Demos: We tried to include as much of the trial as we thought viewers would tolerate. We tried to choose what Kratz himself was claiming was his strongest evidence. He had a press conference saying that because Steven's DNA is on the key and his blood is in [Halbach's] car, there was no question who killed Teresa Halbach. So we had to include the key and the blood. We got the list of priority evidence from Kratz himself and tried to put all that in. As storytellers it's in our interest to show conflict. It was choosing the state's strongest evidence and the defense's response to it. By the end of the trial what did you learn Ricciardi: The takeaway is that the American criminal justice system is in peril. We as American people should have concerns about that system. The system had clearly failed Steven in 1985. He had 16 or more alibi witnesses, not all family members. There was so much evidence pointing away from guilt in that case and yet he was still convicted. We wanted to understand how that could happen. Why aren't there more safeguards in our system to protect against someone who had been wrongly convicted? How was that borne out in the Halbach trial?Ricciardi: There were certain individuals who had stakes in the outcome of this trial besides Steven Avery. Demos: This is a small community. Steven was suing the county for $36 million. The annual budget of the county is $80 million. It was a lot easier to think that junkyard man who had been in prison maybe was the bad guy and everything will go back to normal and the county doesn't have to go bankrupt.

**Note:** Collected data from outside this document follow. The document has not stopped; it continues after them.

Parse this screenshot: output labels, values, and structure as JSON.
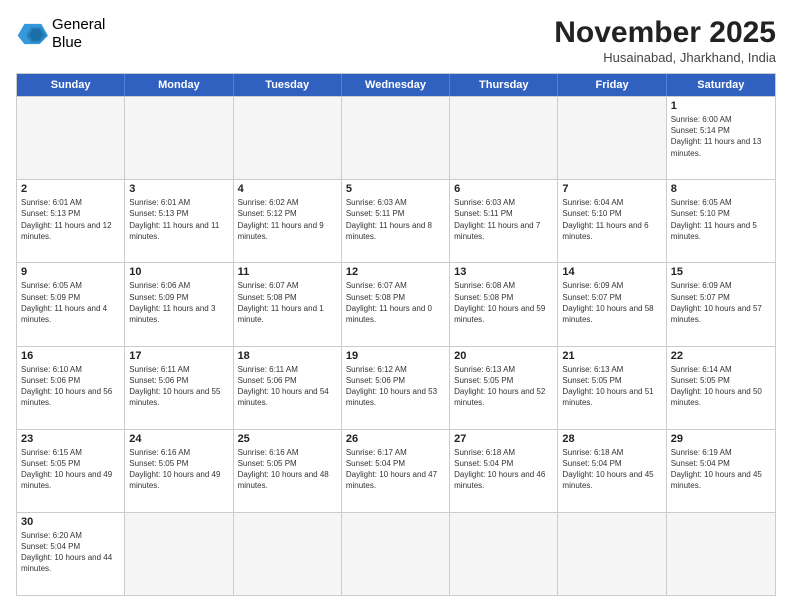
{
  "logo": {
    "line1": "General",
    "line2": "Blue"
  },
  "title": "November 2025",
  "subtitle": "Husainabad, Jharkhand, India",
  "weekdays": [
    "Sunday",
    "Monday",
    "Tuesday",
    "Wednesday",
    "Thursday",
    "Friday",
    "Saturday"
  ],
  "rows": [
    [
      {
        "day": "",
        "info": ""
      },
      {
        "day": "",
        "info": ""
      },
      {
        "day": "",
        "info": ""
      },
      {
        "day": "",
        "info": ""
      },
      {
        "day": "",
        "info": ""
      },
      {
        "day": "",
        "info": ""
      },
      {
        "day": "1",
        "info": "Sunrise: 6:00 AM\nSunset: 5:14 PM\nDaylight: 11 hours and 13 minutes."
      }
    ],
    [
      {
        "day": "2",
        "info": "Sunrise: 6:01 AM\nSunset: 5:13 PM\nDaylight: 11 hours and 12 minutes."
      },
      {
        "day": "3",
        "info": "Sunrise: 6:01 AM\nSunset: 5:13 PM\nDaylight: 11 hours and 11 minutes."
      },
      {
        "day": "4",
        "info": "Sunrise: 6:02 AM\nSunset: 5:12 PM\nDaylight: 11 hours and 9 minutes."
      },
      {
        "day": "5",
        "info": "Sunrise: 6:03 AM\nSunset: 5:11 PM\nDaylight: 11 hours and 8 minutes."
      },
      {
        "day": "6",
        "info": "Sunrise: 6:03 AM\nSunset: 5:11 PM\nDaylight: 11 hours and 7 minutes."
      },
      {
        "day": "7",
        "info": "Sunrise: 6:04 AM\nSunset: 5:10 PM\nDaylight: 11 hours and 6 minutes."
      },
      {
        "day": "8",
        "info": "Sunrise: 6:05 AM\nSunset: 5:10 PM\nDaylight: 11 hours and 5 minutes."
      }
    ],
    [
      {
        "day": "9",
        "info": "Sunrise: 6:05 AM\nSunset: 5:09 PM\nDaylight: 11 hours and 4 minutes."
      },
      {
        "day": "10",
        "info": "Sunrise: 6:06 AM\nSunset: 5:09 PM\nDaylight: 11 hours and 3 minutes."
      },
      {
        "day": "11",
        "info": "Sunrise: 6:07 AM\nSunset: 5:08 PM\nDaylight: 11 hours and 1 minute."
      },
      {
        "day": "12",
        "info": "Sunrise: 6:07 AM\nSunset: 5:08 PM\nDaylight: 11 hours and 0 minutes."
      },
      {
        "day": "13",
        "info": "Sunrise: 6:08 AM\nSunset: 5:08 PM\nDaylight: 10 hours and 59 minutes."
      },
      {
        "day": "14",
        "info": "Sunrise: 6:09 AM\nSunset: 5:07 PM\nDaylight: 10 hours and 58 minutes."
      },
      {
        "day": "15",
        "info": "Sunrise: 6:09 AM\nSunset: 5:07 PM\nDaylight: 10 hours and 57 minutes."
      }
    ],
    [
      {
        "day": "16",
        "info": "Sunrise: 6:10 AM\nSunset: 5:06 PM\nDaylight: 10 hours and 56 minutes."
      },
      {
        "day": "17",
        "info": "Sunrise: 6:11 AM\nSunset: 5:06 PM\nDaylight: 10 hours and 55 minutes."
      },
      {
        "day": "18",
        "info": "Sunrise: 6:11 AM\nSunset: 5:06 PM\nDaylight: 10 hours and 54 minutes."
      },
      {
        "day": "19",
        "info": "Sunrise: 6:12 AM\nSunset: 5:06 PM\nDaylight: 10 hours and 53 minutes."
      },
      {
        "day": "20",
        "info": "Sunrise: 6:13 AM\nSunset: 5:05 PM\nDaylight: 10 hours and 52 minutes."
      },
      {
        "day": "21",
        "info": "Sunrise: 6:13 AM\nSunset: 5:05 PM\nDaylight: 10 hours and 51 minutes."
      },
      {
        "day": "22",
        "info": "Sunrise: 6:14 AM\nSunset: 5:05 PM\nDaylight: 10 hours and 50 minutes."
      }
    ],
    [
      {
        "day": "23",
        "info": "Sunrise: 6:15 AM\nSunset: 5:05 PM\nDaylight: 10 hours and 49 minutes."
      },
      {
        "day": "24",
        "info": "Sunrise: 6:16 AM\nSunset: 5:05 PM\nDaylight: 10 hours and 49 minutes."
      },
      {
        "day": "25",
        "info": "Sunrise: 6:16 AM\nSunset: 5:05 PM\nDaylight: 10 hours and 48 minutes."
      },
      {
        "day": "26",
        "info": "Sunrise: 6:17 AM\nSunset: 5:04 PM\nDaylight: 10 hours and 47 minutes."
      },
      {
        "day": "27",
        "info": "Sunrise: 6:18 AM\nSunset: 5:04 PM\nDaylight: 10 hours and 46 minutes."
      },
      {
        "day": "28",
        "info": "Sunrise: 6:18 AM\nSunset: 5:04 PM\nDaylight: 10 hours and 45 minutes."
      },
      {
        "day": "29",
        "info": "Sunrise: 6:19 AM\nSunset: 5:04 PM\nDaylight: 10 hours and 45 minutes."
      }
    ],
    [
      {
        "day": "30",
        "info": "Sunrise: 6:20 AM\nSunset: 5:04 PM\nDaylight: 10 hours and 44 minutes."
      },
      {
        "day": "",
        "info": ""
      },
      {
        "day": "",
        "info": ""
      },
      {
        "day": "",
        "info": ""
      },
      {
        "day": "",
        "info": ""
      },
      {
        "day": "",
        "info": ""
      },
      {
        "day": "",
        "info": ""
      }
    ]
  ]
}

When did you last speak with Avery, and did he mention the reaction to the series?
Ricciardi: We last spoke with him right after Christmas. He said he received 40 letters, 30 in one day. It's difficult to speak to him. The calls are monitored and recorded. We had concerns about his safety because we've been told the Department of Corrections is not interested in inmates becoming celebrities. So we haven't talked with him about the public response to the series. It was mostly about his family visiting him at Christmas, which is rare; it was the first time that happened since he was imprisoned.
What do you make of all the on-line chatter about defense lawyer Dean Strang as a "sex symbol"?
Demos: [Laughs] I didn't see that one coming.
Ricciardi: I don't know how his wife feels about that. It's nice to be able to laugh about something like that.